Aujourd’hui est un grand jour pour lui, pour son équipe et aussi pour l’atelier où il se presse chaque matin depuis 2001. Au Japon, il serait qualifié de « Trésor national vivant », car il est, en vertu de son savoir-faire et de ses connaissances, porteur de la mémoire patrimoniale. C’est en effet en s’inspirant du modèle japonais que La France a créé en 1994 le titre de Maître d’art, qui « distingue des artisans de passion pour la singularité de leur savoir-faire, leur parcours exceptionnel et leur implication dans le renouvellement des métiers d’art » (INMA).
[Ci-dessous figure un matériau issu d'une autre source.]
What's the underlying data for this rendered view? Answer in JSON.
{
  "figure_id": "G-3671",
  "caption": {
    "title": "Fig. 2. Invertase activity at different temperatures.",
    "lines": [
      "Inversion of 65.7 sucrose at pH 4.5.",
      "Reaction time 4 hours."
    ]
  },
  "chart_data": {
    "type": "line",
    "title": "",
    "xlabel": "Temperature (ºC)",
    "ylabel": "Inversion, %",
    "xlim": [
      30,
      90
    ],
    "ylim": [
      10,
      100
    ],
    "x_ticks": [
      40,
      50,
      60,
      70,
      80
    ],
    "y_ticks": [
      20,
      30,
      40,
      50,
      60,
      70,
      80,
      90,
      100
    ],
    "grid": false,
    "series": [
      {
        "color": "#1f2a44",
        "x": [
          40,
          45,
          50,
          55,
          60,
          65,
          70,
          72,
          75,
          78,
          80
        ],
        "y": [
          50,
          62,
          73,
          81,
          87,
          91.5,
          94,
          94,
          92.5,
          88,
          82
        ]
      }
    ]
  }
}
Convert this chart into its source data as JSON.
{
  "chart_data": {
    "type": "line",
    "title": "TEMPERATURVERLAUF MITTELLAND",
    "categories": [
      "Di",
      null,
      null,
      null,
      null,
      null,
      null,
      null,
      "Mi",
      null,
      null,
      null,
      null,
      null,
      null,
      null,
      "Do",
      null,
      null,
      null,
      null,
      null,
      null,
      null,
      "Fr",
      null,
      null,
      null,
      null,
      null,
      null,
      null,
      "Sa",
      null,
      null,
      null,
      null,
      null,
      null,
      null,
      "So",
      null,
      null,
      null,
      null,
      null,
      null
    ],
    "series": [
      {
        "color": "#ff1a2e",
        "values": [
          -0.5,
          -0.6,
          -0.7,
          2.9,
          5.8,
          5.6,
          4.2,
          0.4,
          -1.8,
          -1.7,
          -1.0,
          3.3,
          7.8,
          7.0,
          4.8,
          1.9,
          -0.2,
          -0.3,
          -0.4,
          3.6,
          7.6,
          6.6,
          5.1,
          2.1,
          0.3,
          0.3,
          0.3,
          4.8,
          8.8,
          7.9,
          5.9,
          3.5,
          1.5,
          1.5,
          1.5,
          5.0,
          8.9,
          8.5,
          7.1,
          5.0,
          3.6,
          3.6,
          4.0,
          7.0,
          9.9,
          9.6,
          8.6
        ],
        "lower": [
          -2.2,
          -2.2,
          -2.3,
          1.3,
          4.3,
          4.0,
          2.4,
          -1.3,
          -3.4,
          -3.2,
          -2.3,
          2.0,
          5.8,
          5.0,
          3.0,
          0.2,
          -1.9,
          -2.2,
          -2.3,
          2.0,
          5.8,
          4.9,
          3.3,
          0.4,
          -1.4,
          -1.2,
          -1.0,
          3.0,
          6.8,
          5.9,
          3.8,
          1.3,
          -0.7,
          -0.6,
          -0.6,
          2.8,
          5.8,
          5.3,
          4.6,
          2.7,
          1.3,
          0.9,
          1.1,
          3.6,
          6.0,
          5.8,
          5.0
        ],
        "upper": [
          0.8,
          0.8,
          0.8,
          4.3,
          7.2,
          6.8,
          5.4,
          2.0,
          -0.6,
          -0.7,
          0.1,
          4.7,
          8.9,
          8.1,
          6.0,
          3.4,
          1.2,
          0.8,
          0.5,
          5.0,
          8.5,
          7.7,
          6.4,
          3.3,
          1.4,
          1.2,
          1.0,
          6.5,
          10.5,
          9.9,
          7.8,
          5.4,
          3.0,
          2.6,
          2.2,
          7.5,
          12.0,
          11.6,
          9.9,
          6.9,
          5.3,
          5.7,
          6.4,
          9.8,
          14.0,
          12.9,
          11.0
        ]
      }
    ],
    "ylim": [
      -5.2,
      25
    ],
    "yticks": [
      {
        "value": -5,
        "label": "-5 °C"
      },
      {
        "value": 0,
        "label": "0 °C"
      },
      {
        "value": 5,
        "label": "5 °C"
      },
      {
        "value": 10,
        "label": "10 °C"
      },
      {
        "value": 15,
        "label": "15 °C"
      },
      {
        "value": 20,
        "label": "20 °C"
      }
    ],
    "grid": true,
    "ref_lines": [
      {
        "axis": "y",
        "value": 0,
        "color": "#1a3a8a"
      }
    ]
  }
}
Il est le 150e artisan d’élite élevé à ce rang honorifique. Plus qu’une reconnaissance, le titre de Maître d’art est le symbole d’un engagement. Une fois nommé, l’imprimeur taille-doucier a le devoir de transmettre son savoir-faire à l’Elève qu’il a nommé et avec lequel il a été sélectionné, en l’occurrence, Lucile Vanstaevel, taille-doucière graveuse, qui officie déjà depuis près de dix ans à l’atelier de chalcographie des musées nationaux.
Un binôme déjà complice
Initiative unique en Europe, le dispositif « Maîtres d’art – Élèves » tisse un réseau d’excellence et constitue à la fois un programme d’accompagnement et un tremplin professionnel. Pendant trois ans, l’atelier recevra une allocation annuelle pour sa nouvelle fonction de recherche et développement et bénéficiera de l’accompagnement pédagogique de l’INMA.
Ainsi, l’atelier de chalcographie, lieu de création et d’histoire traversé depuis la Révolution par de nombreux artistes anciens et contemporains, devient aujourd’hui un conservatoire de l’impression taille-douce, en même temps qu’un laboratoire de recherches et d’expériences sur la gravure.
Le binôme déjà complice de Bertrand Dupré et Lucile Vanstaevel – tous deux issus de l’école Estienne – enrichira les savoir-faire et les pratiques du domaine de la gravure en les ouvrant à de nouveaux champs d’exploration et à des échanges avec d’autres ateliers. Le sujet d’étude qu’ils ont choisi, dans l’univers des estampes largement monochromatiques, porte sur les couleurs et l’encrage des plaques de cuivre, et vise à mieux accompagner les artistes contemporains dans leur travail de création. À travers, notamment, l’impression en couleur des planches modernes les plus complexes de la Collection -deux gravures d’interprétation de Jacques Villon, La Maternité, de Picasso et Le Déjeuner sur l’herbe, de Manet-, ils étudieront ensemble les huiles et résines qui forment les liants et servent à broyer les pigments, ainsi que la manière dont sont gravées les plaques : une alchimie indispensable qui permet d’assurer dans le temps la qualité des tirages des planches, selon leur spécificité technique et historique.
À travers ce titre de Maître d’art, les Ateliers d’art des musées nationaux, qui rassemblent l’atelier de chalcographie et l’atelier de moulage, sont une fois de plus couronnés pour les savoir-faire remarquables et précieux de leurs artisans d’élite. Une reconnaissance qui s’ajoute au titre de Meilleur Ouvrier de France (MOF) reçu en 2015 par Arnaud Briand, mouleur-statuaire, et aux deux labels de qualité décernés aux ateliers par Entreprise et Découverte (ED) : « Entreprise du patrimoine vivant » (EPV) et « France savoir-faire d’excellence ». Maîtres du geste, les ateliers sont les gardiens avisés d’un patrimoine national.